Sämtliche Probanden unterzogen sich zunächst einigen psychophysiologischer Tests, um das Ausmaß des Cravings zu bestimmen. Unter anderem wurde ihnen Wasser und Bier (alkoholfrei) serviert. Die Teilnehmer sollten sich zunächst vorstellen, davon etwas zu trinken, dann die Getränke tatsächlich konsumieren. Dabei wurden jeweils Blutdruck, Herzfrequenzvariabilität und weitere EKG-Parameter bestimmt. Die Idee dahinter: Je ausgeprägter das Craving, umso stärker der Puls- und Blutdruckanstieg auf einen vorgestellten oder tatsächlichen Biergeschmacksreiz.

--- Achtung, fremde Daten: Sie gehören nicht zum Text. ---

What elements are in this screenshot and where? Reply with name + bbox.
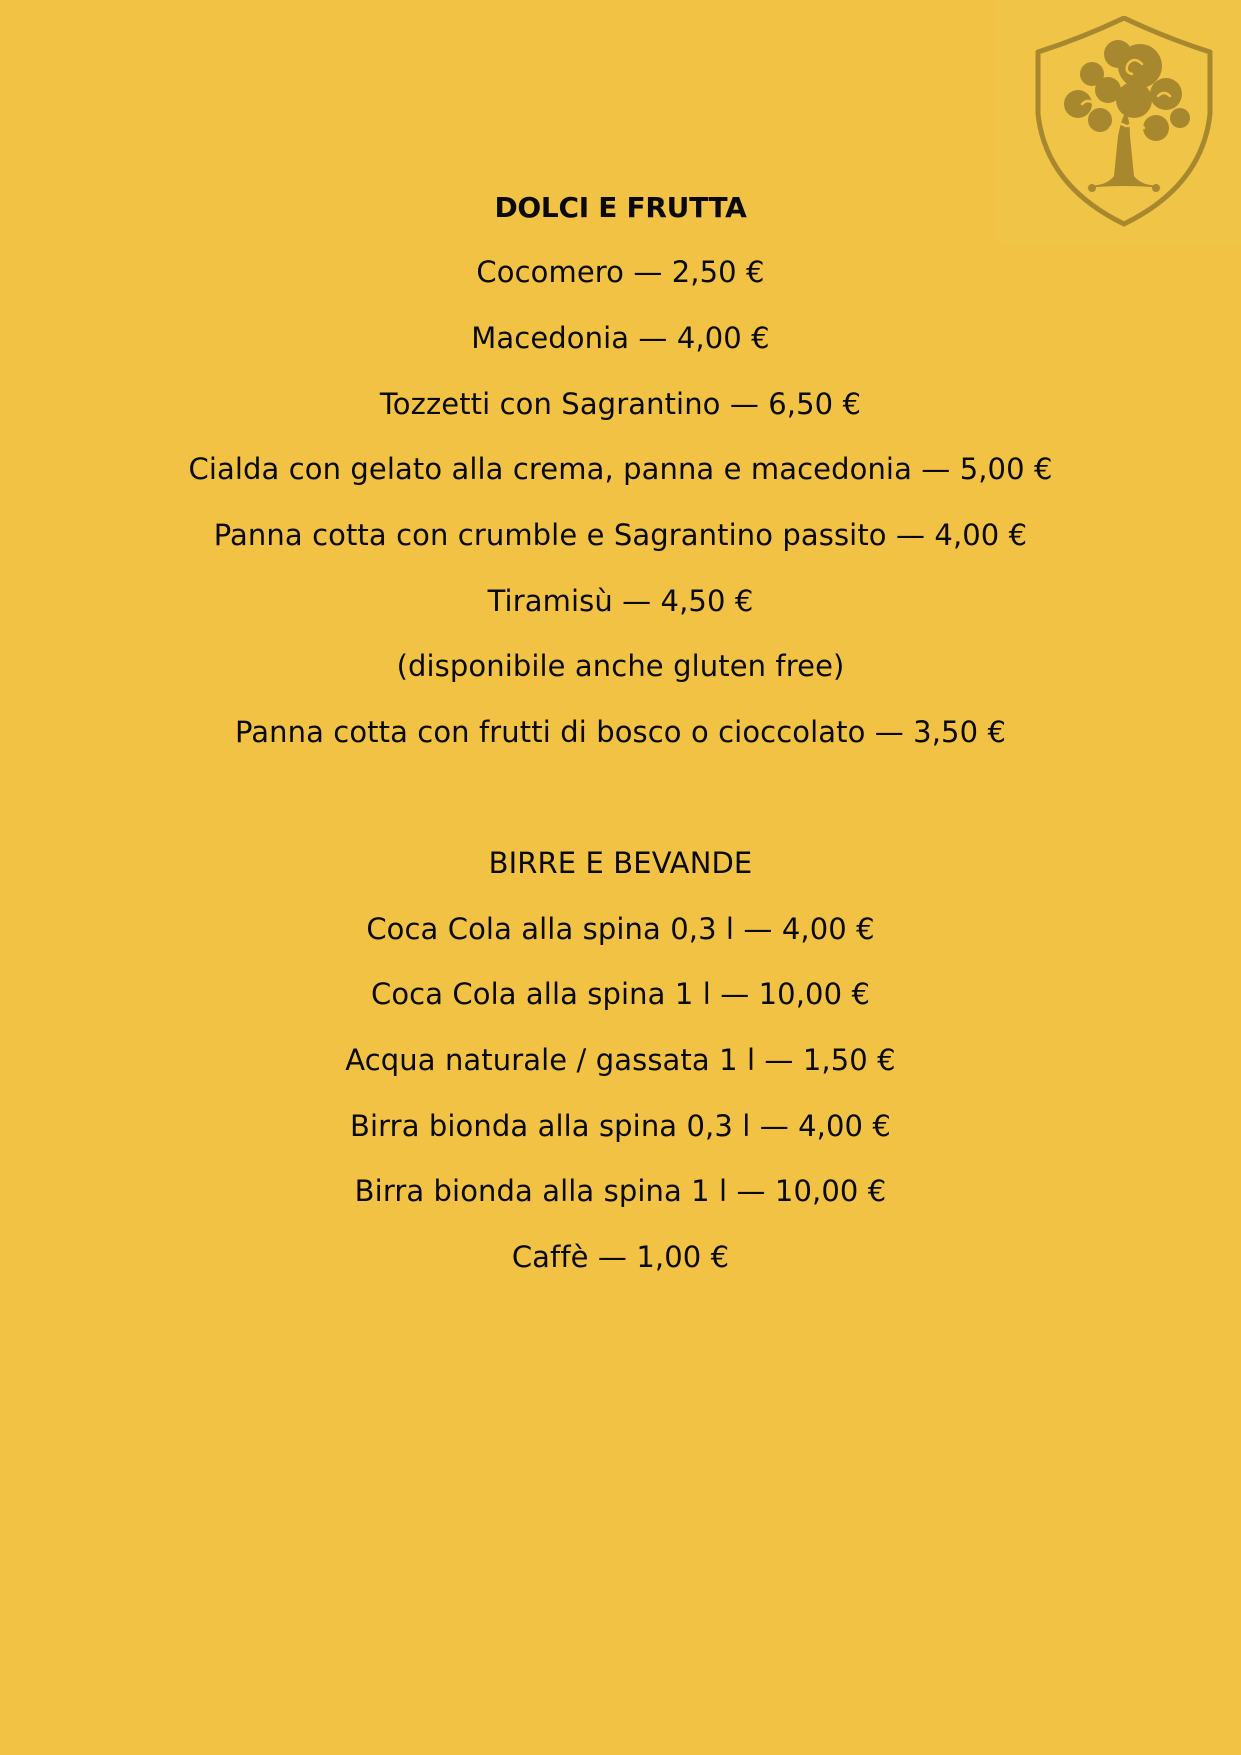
menu-item-note: (disponibile anche gluten free) — [396, 649, 845, 683]
menu-item: Birra bionda alla spina 0,3 l — 4,00 € — [350, 1109, 891, 1143]
menu-item: Acqua naturale / gassata 1 l — 1,50 € — [345, 1043, 896, 1077]
menu-item: Panna cotta con frutti di bosco o cioccolato — 3,50 € — [234, 715, 1007, 749]
menu-item: Coca Cola alla spina 0,3 l — 4,00 € — [366, 912, 875, 946]
menu-item: Tiramisù — 4,50 € — [487, 584, 754, 618]
menu-item: Caffè — 1,00 € — [511, 1240, 730, 1274]
menu-item: Tozzetti con Sagrantino — 6,50 € — [379, 387, 862, 421]
menu-item: Coca Cola alla spina 1 l — 10,00 € — [370, 977, 871, 1011]
menu-item: Panna cotta con crumble e Sagrantino passito — 4,00 € — [213, 518, 1028, 552]
menu-item: Cocomero — 2,50 € — [476, 255, 765, 289]
menu-item: Macedonia — 4,00 € — [471, 321, 770, 355]
section-title: DOLCI E FRUTTA — [494, 191, 747, 224]
menu-item: Cialda con gelato alla crema, panna e macedonia — 5,00 € — [188, 452, 1053, 486]
section-title: BIRRE E BEVANDE — [488, 846, 753, 880]
menu-item: Birra bionda alla spina 1 l — 10,00 € — [354, 1174, 887, 1208]
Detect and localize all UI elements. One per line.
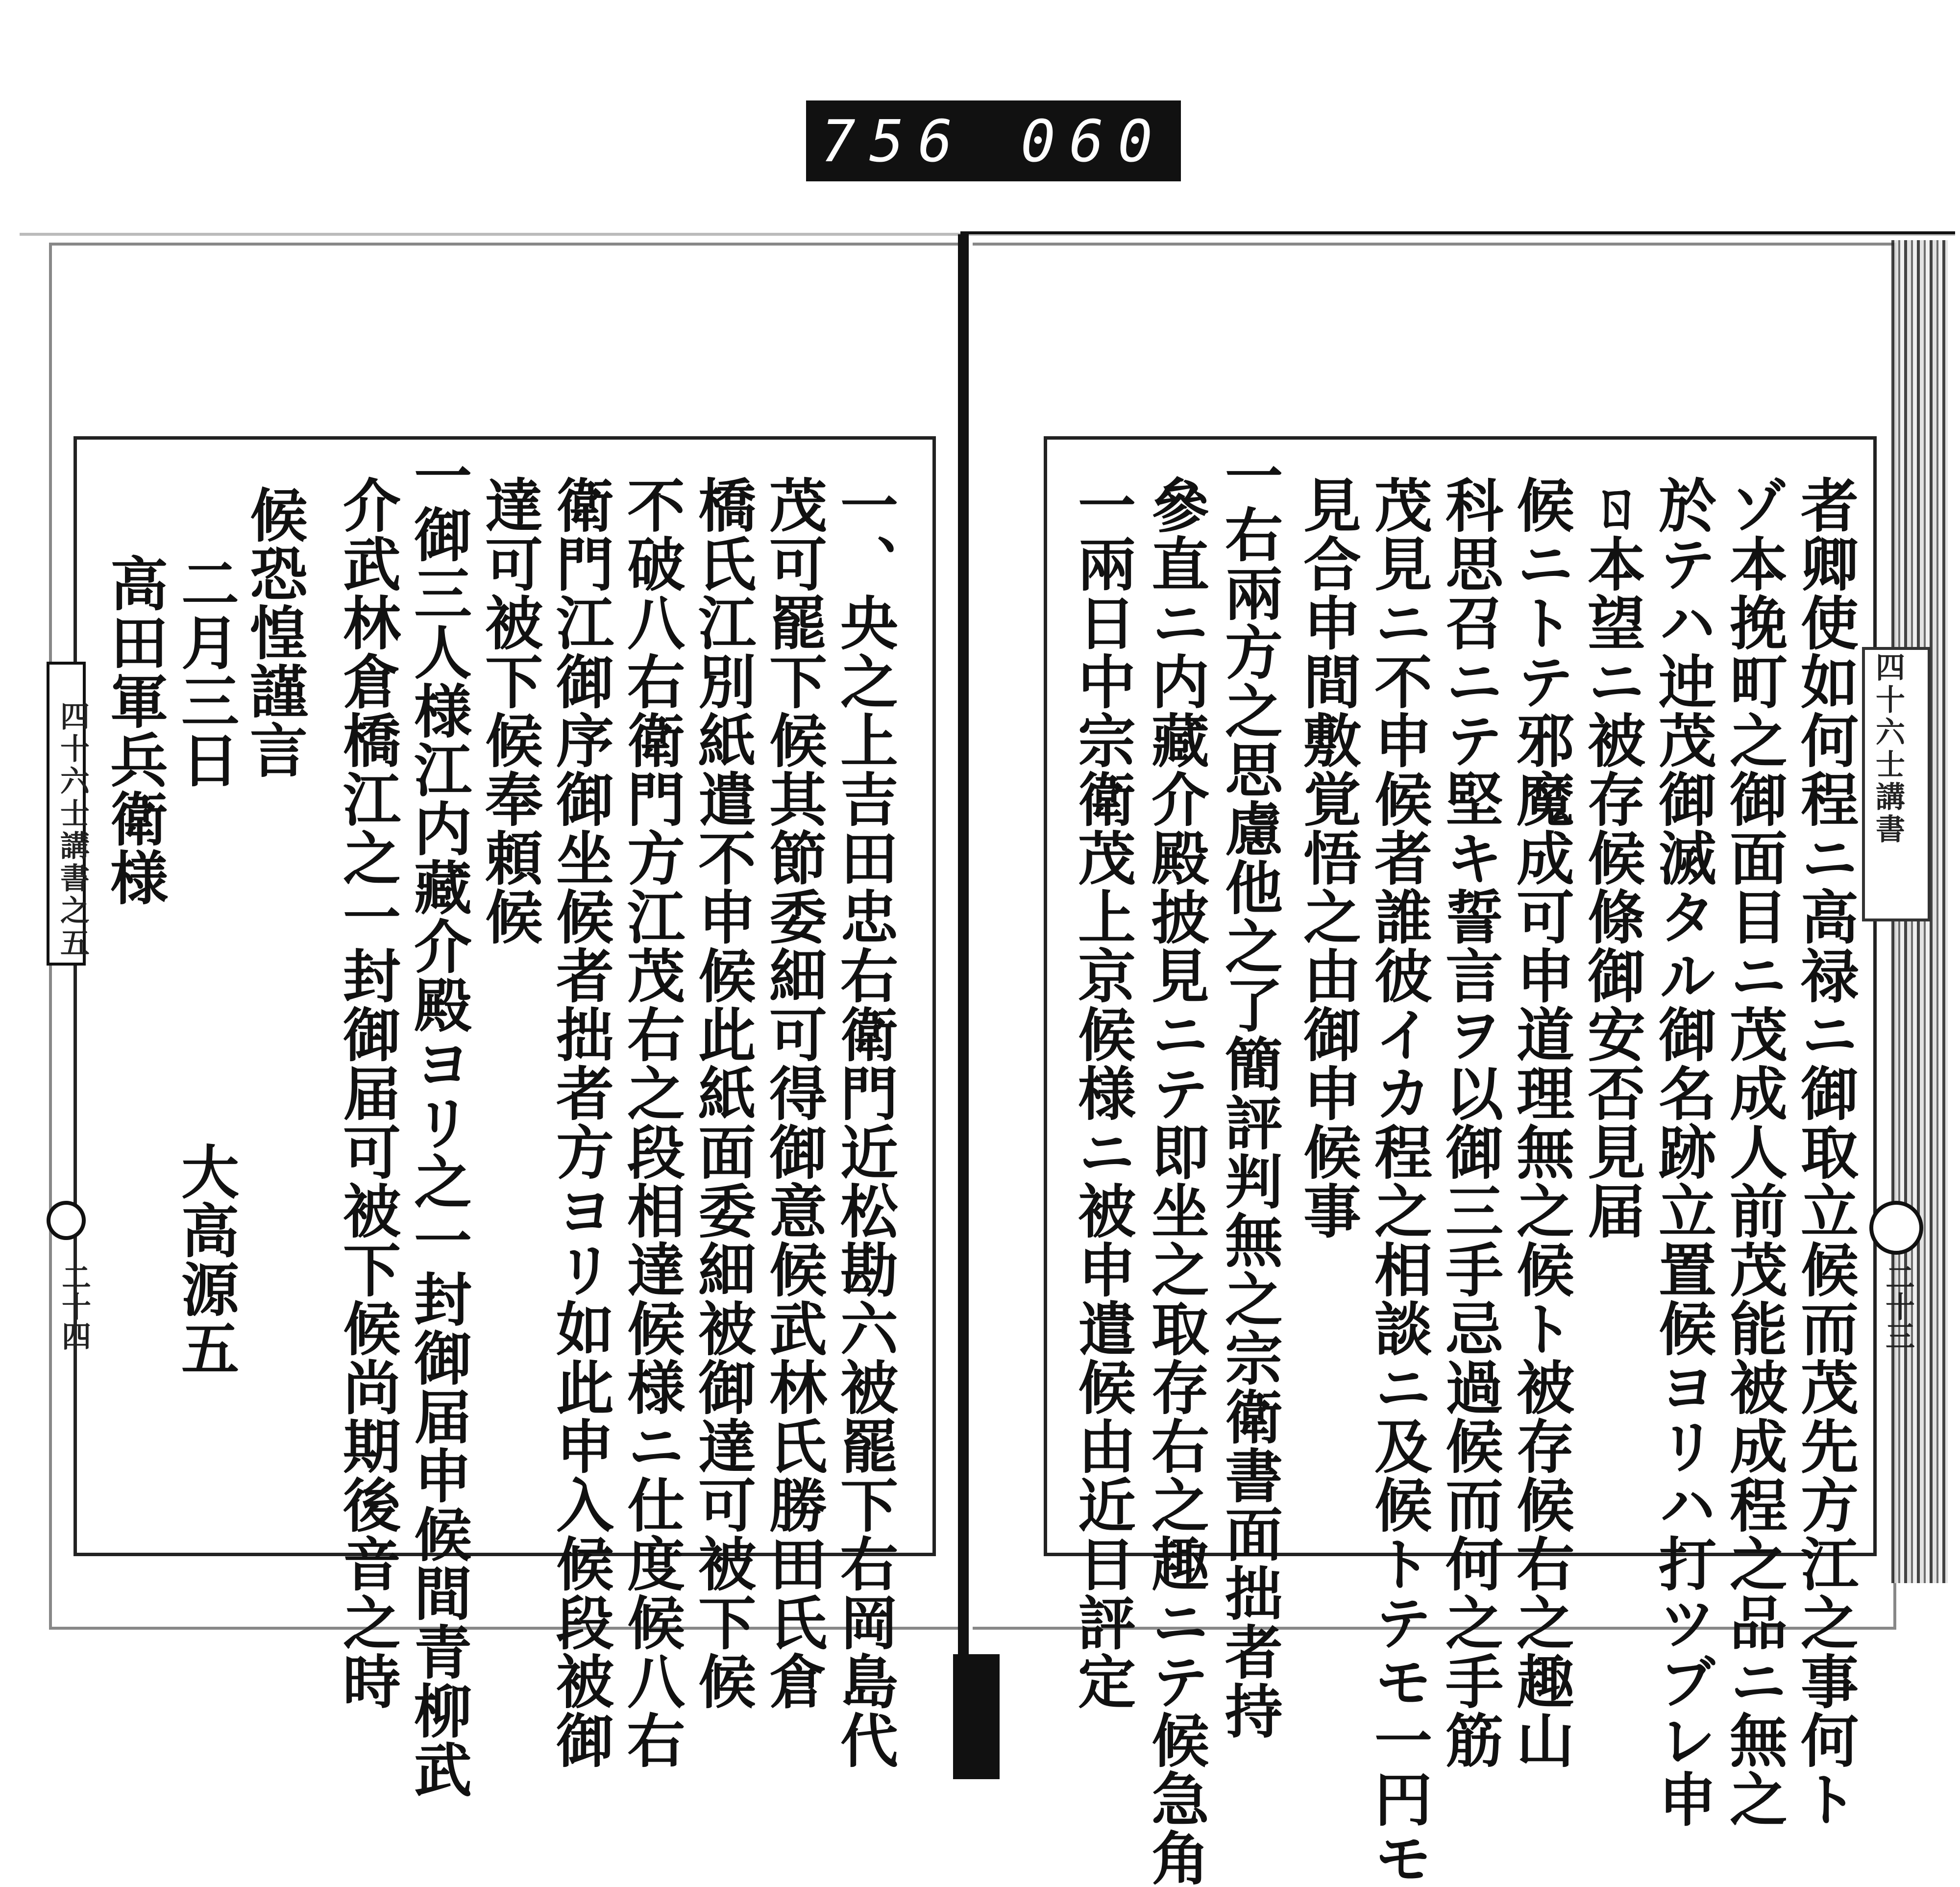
left-column-5: 衛門江御序御坐候者拙者方ヨリ如此申入候段被御 (546, 475, 614, 1769)
left-column-3: 橋氏江別紙遣不申候此紙面委細被御達可被下候 (688, 475, 757, 1711)
right-fold-circle-icon (1869, 1201, 1923, 1255)
right-column-8: 見合申間敷覚悟之由御申候事 (1294, 475, 1362, 1240)
right-column-3: 於テハ迚茂御滅タル御名跡立置候ヨリハ打ツブレ申 (1649, 475, 1717, 1828)
left-column-2: 茂可罷下候其節委細可得御意候武林氏勝田氏倉 (760, 475, 828, 1711)
left-column-10: 二月三日 (172, 554, 240, 789)
right-fold-title: 四十六士講書 (1871, 652, 1905, 846)
right-column-4: ㄖ本望ニ被存候條御安否見届 (1578, 475, 1646, 1240)
left-column-1: 一、央之上吉田忠右衛門近松勘六被罷下右岡島代 (831, 475, 899, 1769)
right-column-2: ゾ本挽町之御面目ニ茂成人前茂能被成程之品ニ無之 (1720, 475, 1788, 1828)
right-column-1: 者卿使如何程ニ高禄ニ御取立候而茂先方江之事何ト (1791, 475, 1859, 1828)
left-column-7: 一御三人様江内藏介殿ヨリ之一封御届申候間青柳武 (404, 446, 472, 1799)
right-column-11: 一兩日中宗衛茂上京候様ニ被申遣候由近日評定 (1068, 475, 1136, 1711)
right-column-6: 科思召ニテ堅キ誓言ヲ以御三手忌過候而何之手筋 (1436, 475, 1504, 1769)
left-fold-title: 四十六士講書之五 (55, 701, 90, 960)
right-column-5: 候ニトテ邪魔成可申道理無之候ト被存候右之趣山 (1507, 475, 1575, 1769)
right-column-7: 茂見ニ不申候者誰彼イカ程之相談ニ及候トテモ一円モ (1365, 475, 1433, 1887)
book-spine-foot (953, 1654, 1000, 1779)
archive-label-right: 060 (1020, 107, 1166, 175)
left-column-11: 大高源五 (172, 1142, 240, 1377)
left-column-12: 高田軍兵衛様 (100, 554, 169, 907)
archive-label (806, 100, 1181, 181)
left-column-8: 介武林倉橋江之一封御届可被下候尚期後音之時 (333, 475, 401, 1711)
left-column-9: 候恐惶謹言 (240, 485, 308, 779)
page-top-edge-dark (960, 231, 1955, 234)
right-column-10: 參直ニ内藏介殿披見ニテ即坐之取存右之趣ニテ候急角 (1142, 475, 1210, 1887)
left-fold-circle-icon (47, 1201, 86, 1240)
right-fold-number: 二十三 (1881, 1262, 1915, 1350)
book-spine (958, 234, 969, 1656)
left-column-4: 不破八右衛門方江茂右之段相達候様ニ仕度候八右 (617, 475, 686, 1769)
left-column-6: 達可被下候奉頼候 (475, 475, 543, 946)
left-fold-number: 二十四 (57, 1262, 91, 1350)
archive-label-left: 756 (821, 107, 967, 175)
right-column-9: 一右兩方之思慮他之了簡評判無之宗衛書面拙者持 (1215, 446, 1283, 1740)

Im Anschluss an die Untersuchung wurden die Teilnehmer nach dem Zufallsprinzip auf zwei Gruppen verteilt: Die eine erhielt eine elfminütige Anleitung zur Achtsamkeits-basierten Therapie, die andere eine ebenso lange Instruktion zu spezifischen Entspannungsübungen. Den Teilnehmern in der Entspannungsgruppe wurde gesagt, dass die Übungen ein gutes Mittel seien, um den "Alkoholdruck" zu senken, indem körperliche und geistige Spannungen auch ohne Alkohol abgebaut würden. Sie sollten lange und tief Einatmen und die Anspannung quasi ausatmen.

In der Gruppe mit Achtsamkeits-basierter Therapie wurden die Beteiligten instruiert, genau auf ihre Körpersymptome und das Verlangen nach Alkohol zu achten, ohne dieses zu bewerten. Auch ihnen wurden Atemübungen nahegelegt, allerdings um die Aufmerksamkeit auf den Körper zu lenken. Indem ihnen das Verlangen nach Alkohol bewusst wurde, sollten sie in die Lage gebracht werden, nicht mehr reflexartig darauf zu reagieren. Durch die Entkoppelung von Reiz und Reaktion, so die Vorstellung, erhalten die Betroffenen wieder mehr Kontrolle über ihren Körper zurück.

Zu Beginn der Kurzintervention, die lediglich als Audioaufnahme über Kopfhörer erfolgte, erfuhren die Teilnehmer Sinn und Zweck der jeweiligen Maßnahme, anschließend erhielten sie einige Minuten Übungsanleitungen. Die Übungen sollten sie zu Hause täglich mindestens 15 Minuten praktizieren, dazu bekamen sie die Audio-Anleitung und weiteres Übungsmaterial.

Vier Bier weniger pro Woche

Nach einer Woche wurden die Beteiligten erneut untersucht. Dabei war das Craving in beiden Gruppen geringer und bei den Teilnehmern mit Entspannungsübungen tendenziell noch etwas stärker reduziert als in der Gruppe mit Achtsamkeits-basierter Intervention. Anders sah es jedoch beim berichteten Alkoholkonsum aus: In der Gruppe mit Entspannungsübungen lag dieser zu Beginn bei 192 g/Woche, nach einer Woche war er um 24 g gesunken. Die Teilnehmer mit Achtsamkeits-basierter Therapie hatten vor der Intervention 221 g Alkohol pro Woche konsumiert, in den sieben Tagen nach Beginn der Maßnahme war die Alkoholmenge um 74 g oder gut ein Drittel zurückgegangen. Der Unterschied zwischen den beiden Gruppen war statistisch signifikant.

In beiden Gruppen hatten die Teilnehmer ähnlich häufig geübt, auch wurden die beiden Strategien als ähnlich glaubwürdig und zielführend beurteilt. Das Team um Kamboj schließt daraus, dass selbst eine sehr kurze Achtsamkeits-basierte Intervention den Alkoholkonsum merklich reduzieren kann, und das offensichtlich besser als reine Entspannungsübungen. Ob und wie lange der Effekt persistiert, muss nun aber in größeren und wesentlich längeren Studien geprüft werden.